AREVA’s announcement Wednesday capped a busy half-week for the company. One day earlier, the European Commission announced it had approved a capital financing program intended to enable the corporate restructuring.
The French state, which owns 86.5 percent of AREVA Inc., intends to provide the company with 4.5 billion euros ($4.8 billion) in capital. AREVA has also received offers from strategic investors to supply another 500 million euros ($529 million), according to a company press release.
The company agreed in November to sell its nuclear reactor business to EDF. It will use the 5 billion euros in outside capital to focus its remaining business on nuclear fuel cycle operations.
The European Commission, the executive body for the 28-nation European Union, found that the French capital supply to AREVA conforms to EU rules for state aid and would strengthen the company “without unduly distorting competition in the Single Market,” according to the EU statement.
AREVA hopes the restructuring will end years of losses that have devastated its equity, Reuters reported Tuesday.
Payment of the French capital to AREVA is subject to two conditions: the European Commission’s approval of the sale of the reactor business to EDF and a “positive conclusion” to French Nuclear Safety Agency testing of the nuclear reactor vessel for the years-overdue Unit 3 of the Flamanville Nuclear Power Plant. Until those two conditions are met, the European Commission on Tuesday also signed off on a 3.3 billion loan from the French government to AREVA, which is intended to ensure the company has sufficient liquidity until the capital injection is made.
Meanwhile, the U.S. Nuclear Regulatory Commission on Tuesday released a list of components supplied to 17 nuclear reactors at 13 sites in the United States that originated at an AREVA production plant now being investigated by the French Nuclear Safety Agency.
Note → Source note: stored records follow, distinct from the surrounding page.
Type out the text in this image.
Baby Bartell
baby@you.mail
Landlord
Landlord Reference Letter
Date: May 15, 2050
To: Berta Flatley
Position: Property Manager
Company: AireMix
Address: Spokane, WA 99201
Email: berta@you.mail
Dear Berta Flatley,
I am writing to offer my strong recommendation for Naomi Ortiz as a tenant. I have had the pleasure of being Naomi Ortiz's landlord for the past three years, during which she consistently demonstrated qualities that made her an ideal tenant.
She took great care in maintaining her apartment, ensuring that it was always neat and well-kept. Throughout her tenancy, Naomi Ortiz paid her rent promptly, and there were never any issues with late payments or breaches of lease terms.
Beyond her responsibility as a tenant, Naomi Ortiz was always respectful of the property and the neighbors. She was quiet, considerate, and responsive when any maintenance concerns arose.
The Creusot Forge is suspected of falsifying papers regarding the quality of the components it manufactures, Reuters reported.
The sites in question are the Beaver Valley Nuclear Power Station in Pennsylvania, Comanche Peak Nuclear Power Plant in Texas, V.C. Summer Nuclear Station in South Carolina, the South Texas Project Electric Generating Station, the Sequoyah Nuclear Plant in Tennessee, Arkansas Nuclear One, the North Anna Power Station in Virginia, the Surry Power Station in Virginia, the Millstone Nuclear Power Station in Connecticut, the Joseph M. Farley Nuclear Plant in Alabama, and the St. Lucie Nuclear Plant in Florida.
“We are confident at this time that there are no safety concerns for U.S. nuclear power plants raised by the investigations in France,” NRC spokesman David McIntyre said in a blog post. “Our confidence is based on the U.S. material qualification process, preliminary structural evaluations of reactor components under scrutiny in France, U.S. material aging-management programs, our participation in a multinational inspection of Creusot Forge, and information supplied by AREVA about the documentation anomalies. Also, the components supplied to U.S. plants have performed well and inspections during their operating life have revealed no safety issues.”